Hu Yongfeng, Zhang Yan, Ren Xianwen, Liu Yingmei, Xiao Yan, Li Li, Yang Fan, Su Haoxiang, Liu Feng, Liu Haiying, Cao Bin, Jin Qi
MOH Key Laboratory of Systems Biology of Pathogens, Institute of Pathogen Biology, Chinese Academy of Medical Sciences and Peking Union Medical College, China.
Department of Infectious Diseases and Clinical Microbiology, Beijing Chao-Yang Hospital, Beijing Institute of Respiratory Medicine, Capital Medical University, Beijing, China; Centre of Respiratory and Critical Care Medicine, China-Japan Friendship Hospital, Beijing, China; National Clinical Research Centre for Respiratory Disease, Beijing, China.
J Clin Virol. 2016 Mar;76:45-50. doi: 10.1016/j.jcv.2015.12.013. Epub 2016 Jan 4.
Bacterial pneumonia is a well-recognized sequela of patient suffering from influenza, and a key factor, with cytokine dysregulation, that contribute to severe disease and mortality.
To obtain a comprehensive assessment of lung microbial community dynamics in a fatal influenza H7N9 case during the whole clinical course, we undertook a longitudinal study.

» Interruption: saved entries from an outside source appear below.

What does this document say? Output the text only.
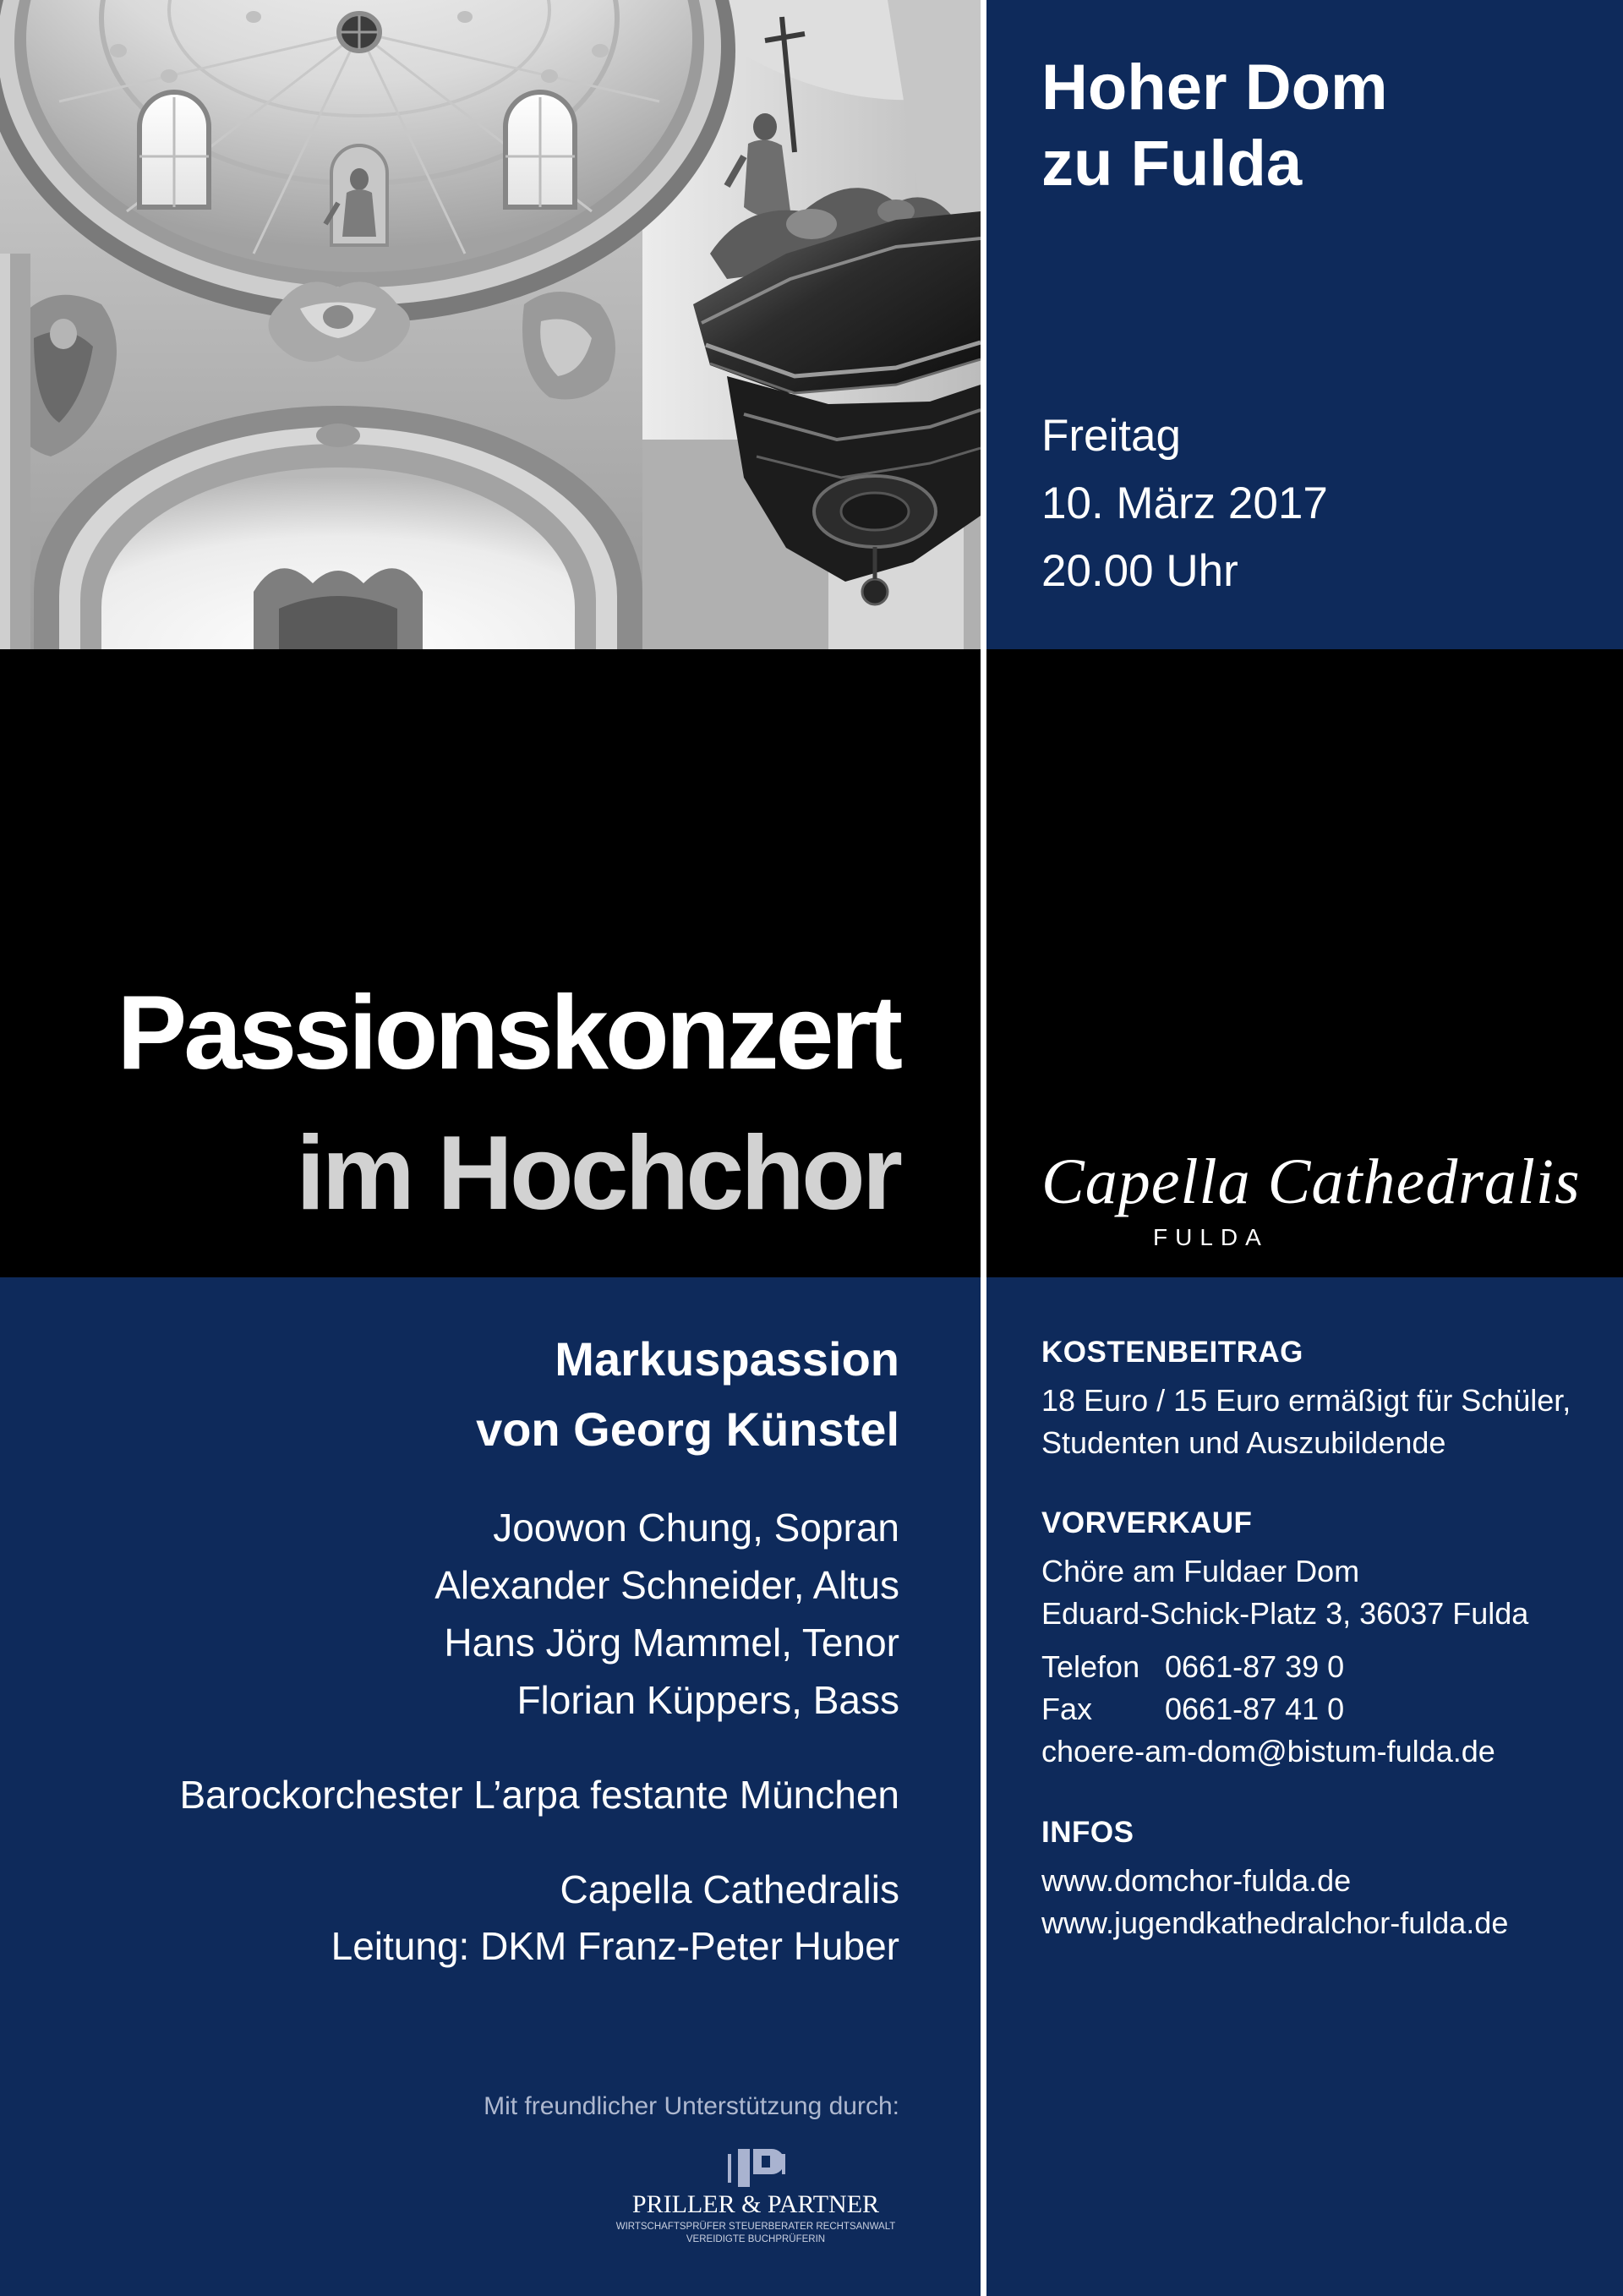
Hoher Dom
zu Fulda
Freitag
10. März 2017
20.00 Uhr
Passionskonzert
im Hochchor Capella Cathedralis
FULDA
Markuspassion
von Georg Künstel
Joowon Chung, Sopran
Alexander Schneider, Altus
Hans Jörg Mammel, Tenor
Florian Küppers, Bass
Barockorchester L’arpa festante München
Capella Cathedralis
Leitung: DKM Franz-Peter Huber
Mit freundlicher Unterstützung durch:
PRILLER & PARTNER
WIRTSCHAFTSPRÜFER STEUERBERATER RECHTSANWALT
VEREIDIGTE BUCHPRÜFERIN
KOSTENBEITRAG
18 Euro / 15 Euro ermäßigt für Schüler,
Studenten und Auszubildende
VORVERKAUF
Chöre am Fuldaer Dom
Eduard-Schick-Platz 3, 36037 Fulda
Telefon 0661-87 39 0
Fax	0661-87 41 0
choere-am-dom@bistum-fulda.de
INFOS
www.domchor-fulda.de
www.jugendkathedralchor-fulda.de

Serial bronchoalveolar lavage fluid samples were collected from a H7N9 patient after illness onset, and the microbiome was characterized by using next-generation sequencing and microbiological approaches. Furthermore, the kinetics of circulating cytokine storms related to viral and secondary bacterial infection were analyzed.
Within complex and dynamic communities, the lung microbiome with H7N9 infection were dominated by gram-negative bacteria, Acinetobacter baumannii after the viral invasion and during the whole clinical course. Sputum and blood culture confirmed the secondary bacterial infection with multidrug-resistant A. baumannii 9 days later. The dynamics of the bacterial infection with carbapenem-resistant A. baumannii correlated with antibiotic therapy. Our observations also indicated that sustained high levels of host inflammatory factors, consisting of a set of distinct cytokines associated with disease stage, may contribute to disease progression and death.

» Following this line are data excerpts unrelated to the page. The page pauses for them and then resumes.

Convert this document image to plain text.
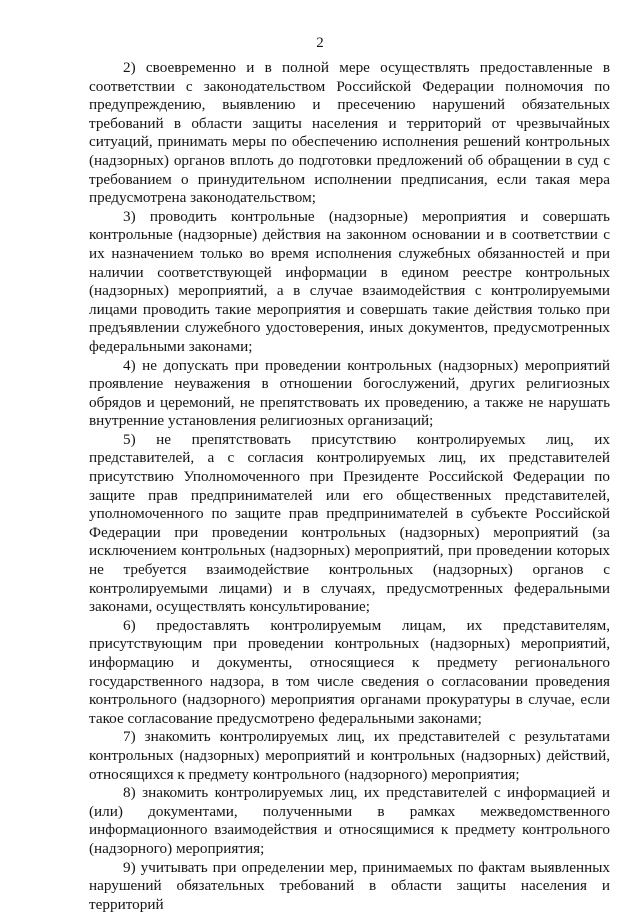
2

2) своевременно и в полной мере осуществлять предоставленные в соответствии с законодательством Российской Федерации полномочия по предупреждению, выявлению и пресечению нарушений обязательных требований в области защиты населения и территорий от чрезвычайных ситуаций, принимать меры по обеспечению исполнения решений контрольных (надзорных) органов вплоть до подготовки предложений об обращении в суд с требованием о принудительном исполнении предписания, если такая мера предусмотрена законодательством;

3) проводить контрольные (надзорные) мероприятия и совершать контрольные (надзорные) действия на законном основании и в соответствии с их назначением только во время исполнения служебных обязанностей и при наличии соответствующей информации в едином реестре контрольных (надзорных) мероприятий, а в случае взаимодействия с контролируемыми лицами проводить такие мероприятия и совершать такие действия только при предъявлении служебного удостоверения, иных документов, предусмотренных федеральными законами;

4) не допускать при проведении контрольных (надзорных) мероприятий проявление неуважения в отношении богослужений, других религиозных обрядов и церемоний, не препятствовать их проведению, а также не нарушать внутренние установления религиозных организаций;

5) не препятствовать присутствию контролируемых лиц, их представителей, а с согласия контролируемых лиц, их представителей присутствию Уполномоченного при Президенте Российской Федерации по защите прав предпринимателей или его общественных представителей, уполномоченного по защите прав предпринимателей в субъекте Российской Федерации при проведении контрольных (надзорных) мероприятий (за исключением контрольных (надзорных) мероприятий, при проведении которых не требуется взаимодействие контрольных (надзорных) органов с контролируемыми лицами) и в случаях, предусмотренных федеральными законами, осуществлять консультирование;

6) предоставлять контролируемым лицам, их представителям, присутствующим при проведении контрольных (надзорных) мероприятий, информацию и документы, относящиеся к предмету регионального государственного надзора, в том числе сведения о согласовании проведения контрольного (надзорного) мероприятия органами прокуратуры в случае, если такое согласование предусмотрено федеральными законами;

7) знакомить контролируемых лиц, их представителей с результатами контрольных (надзорных) мероприятий и контрольных (надзорных) действий, относящихся к предмету контрольного (надзорного) мероприятия;

8) знакомить контролируемых лиц, их представителей с информацией и (или) документами, полученными в рамках межведомственного информационного взаимодействия и относящимися к предмету контрольного (надзорного) мероприятия;

9) учитывать при определении мер, принимаемых по фактам выявленных нарушений обязательных требований в области защиты населения и территорий
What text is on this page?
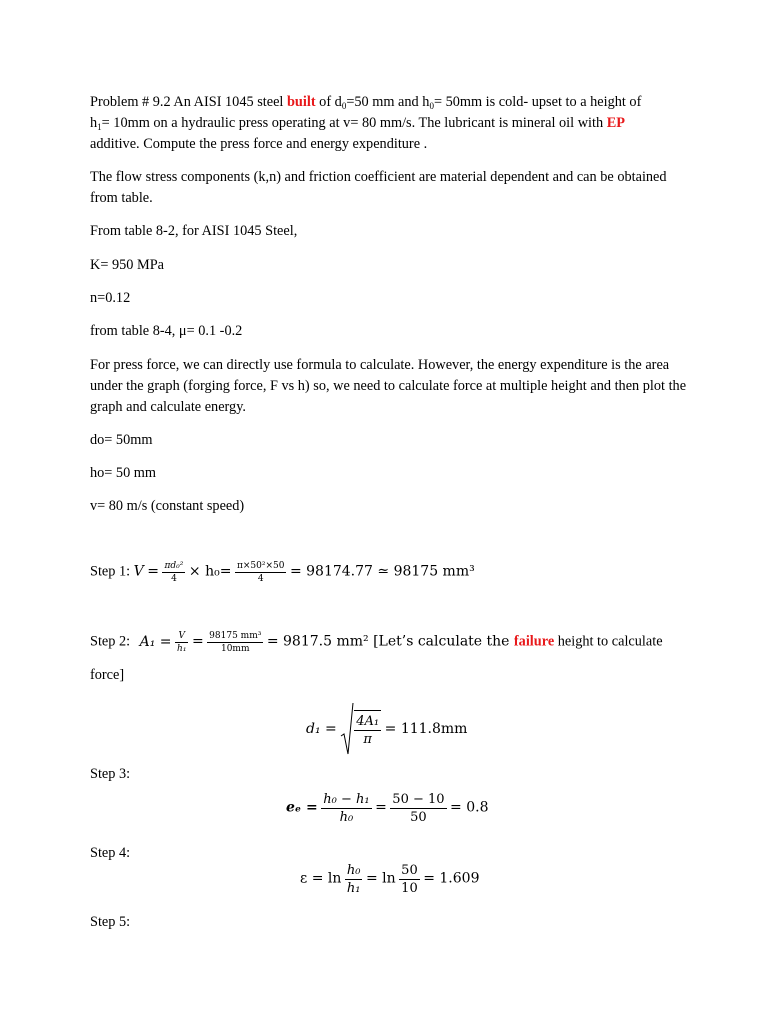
Problem # 9.2 An AISI 1045 steel built of $d_0=50$ mm and $h_0= 50mm$ is cold- upset to a height of
$h_1= 10mm$ on a hydraulic press operating at v= 80 mm/s. The lubricant is mineral oil with EP
additive. Compute the press force and energy expenditure .

The flow stress components (k,n) and friction coefficient are material dependent and can be obtained from table.

From table 8-2, for AISI 1045 Steel,

K= 950 MPa

n=0.12

from table 8-4, μ= 0.1 -0.2

For press force, we can directly use formula to calculate. However, the energy expenditure is the area under the graph (forging force, F vs h) so, we need to calculate force at multiple height and then plot the graph and calculate energy.

do= 50mm

ho= 50 mm

v= 80 m/s (constant speed)

Step 1: $V = \frac{\text{πd₀²}}{4} \times h_0= \frac{\text{π×50²×50}}{4} = 98174.77$ ≃ 98175 mm³
Step 2: $A_1 = \frac{V}{\text{h₁}} = \frac{\text{98175 mm³}}{10mm} = 9817.5$ mm² [Let’s calculate the failure height to calculate

force]

$d_1 = \frac{\text{4A₁}}{\pi} = 111.8mm$

Step 3:

$e_e = \frac{\text{h₀ − h₁}}{\text{h₀}} = \frac{50 - 10}{50} = 0.8$

Step 4:

$\varepsilon = \ln \frac{\text{h₀}}{\text{h₁}} = \ln \frac{50}{10} = 1.609$

Step 5:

This study demonstrates an initial attempt to explore the dynamic microbiome involved inH7N9 infection and its response to antimicrobial therapy, as well as host cytokine response to infection by using next-generation sequencing. These type of investigations with longitudinal follow-up to understand dynamics of microbial community and cytokines involved in lung infection may provide opportunities for development and optimization of targeted antimicrobial therapy and even new therapeutic strategies.
细菌性肺炎是流感患者公认的后遗症,也是导致严重疾病和死亡的关键因素之一,与细胞因子失调有关。
为全面评估1例致命性H7N9流感病例整个临床过程中肺部微生物群落动态变化,我们开展了一项纵向研究。
自1例H7N9患者发病后采集系列支气管肺泡灌洗 fluid样本,采用二代测序和微生物学方法对微生物群进行特征分析。此外,分析了与病毒及继发细菌感染相关的循环细胞因子风暴的动力学变化。
在复杂且动态变化的群落中,H7N9感染患者的肺部微生物群以革兰氏阴性菌为主,病毒入侵后及整个临床过程中鲍曼不动杆菌占主导。9天后痰和血培养证实继发多重耐药鲍曼不动杆菌感染。耐碳青霉烯鲍曼不动杆菌的细菌感染动态变化与抗生素治疗相关。我们的观察还表明,由一组与疾病阶段相关的独特细胞因子组成的宿主炎症因子持续高水平,可能促使疾病进展和死亡。
本研究首次尝试利用二代测序技术探索H7N9感染中涉及的动态微生物群及其对抗菌治疗的反应,以及宿主对感染的细胞因子反应。这类进行纵向随访以了解肺部感染中微生物群落和细胞因子动态变化的研究,可能为开发和优化靶向抗菌治疗乃至新治疗策略提供机会。